B. durch Reflexionsgespräche, um zu erkennen, wann die letzte emotionale Verbundenheit war und was danach schiefgelaufen ist. Eine Wunschbeziehung entsteht durch konkrete, tägliche Ritualen wie tägliche Gespräche, gemeinsame Mittagsrunden oder tägliche Briefe – nicht nur im Urlaub, sondern im Alltag.
Die Klarheit der Beziehung muss nicht nur durch Worte, sondern durch Handeln, neue Gewohnheiten und gegenseitige Anerkennung geschaffen werden. Selbst nach langjährigen Beziehungen bleibt die Kommunikation und die gegenseitige Wertschätzung entscheidend, um eine dauerhafte Verbundenheit und ein glückliches, harmonisches Leben zu erreichen. Mit bewusstem Handeln, Reflexion und gemeinsamer Entwicklung können Paare ihre Beziehung wieder lebendig und eng verbunden gestalten.
FAQs
Männer benötigen häufig körperliche Nähe und gemeinsame Erfahrungen, während Frauen mehr auf tiefgründige Gespräche und emotionale Verbindungen setzen. Dies führt zu unterschiedlichen Ansprüchen an die Beziehung.

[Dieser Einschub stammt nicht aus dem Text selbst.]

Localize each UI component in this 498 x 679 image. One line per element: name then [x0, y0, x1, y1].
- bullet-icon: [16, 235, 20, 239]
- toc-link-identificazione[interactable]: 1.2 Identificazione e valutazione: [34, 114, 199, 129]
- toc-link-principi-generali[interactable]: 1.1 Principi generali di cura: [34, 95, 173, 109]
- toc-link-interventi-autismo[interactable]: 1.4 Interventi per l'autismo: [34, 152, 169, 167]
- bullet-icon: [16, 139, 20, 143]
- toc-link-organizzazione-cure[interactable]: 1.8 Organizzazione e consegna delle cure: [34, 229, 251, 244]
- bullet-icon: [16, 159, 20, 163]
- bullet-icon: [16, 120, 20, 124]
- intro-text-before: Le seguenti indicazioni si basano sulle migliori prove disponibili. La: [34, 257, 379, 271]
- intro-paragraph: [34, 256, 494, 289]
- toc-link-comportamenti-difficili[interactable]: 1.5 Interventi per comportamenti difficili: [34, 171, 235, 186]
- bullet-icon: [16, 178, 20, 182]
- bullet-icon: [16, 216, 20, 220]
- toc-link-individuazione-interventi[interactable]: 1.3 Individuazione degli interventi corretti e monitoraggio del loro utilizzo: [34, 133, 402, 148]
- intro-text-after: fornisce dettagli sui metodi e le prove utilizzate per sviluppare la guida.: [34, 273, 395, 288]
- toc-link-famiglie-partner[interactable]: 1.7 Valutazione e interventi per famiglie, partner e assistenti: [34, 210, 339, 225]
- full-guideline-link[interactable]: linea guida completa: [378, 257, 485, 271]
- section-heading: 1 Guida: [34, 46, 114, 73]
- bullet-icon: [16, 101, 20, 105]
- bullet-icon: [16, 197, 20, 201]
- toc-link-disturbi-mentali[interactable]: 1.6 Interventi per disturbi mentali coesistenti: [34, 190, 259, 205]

Die Frau braucht tiefgründige Gespräche, um sich körperlich näherzubinden, der Mann braucht aber körperliche Nähe, um emotional verbindend zu fühlen. Dieser Kreislauf behindert die Entwicklung einer echten emotionalen Nähe.
Sie entsteht oft durch mangelnde Kommunikation, vermeidene Gespräche über Emotionen, zunehmende Lebensbereiche wie Arbeit oder Kinder und das Versagen, gemeinsame Erfahrungen zu teilen.
Solche Gespräche helfen, die Ursachen für emotionale Distanz zu erkennen, verletzte Gefühle auszusprechen und gemeinsam neue Wege für eine stärkere Verbindung zu finden.
Weil sie sich an Zeiten erinnern, in denen die emotionale Verbindung stark war, und merken, dass diese Momente nun fehlen, was die Einsamkeit und Distanz verstärkt.
Zum Beispiel durch ein gemeinsames Telefonat, einen kuschelnden Abend oder eine kurze, bewusste Absprache, die zeigt, dass beide sich für die Beziehung einsetzen.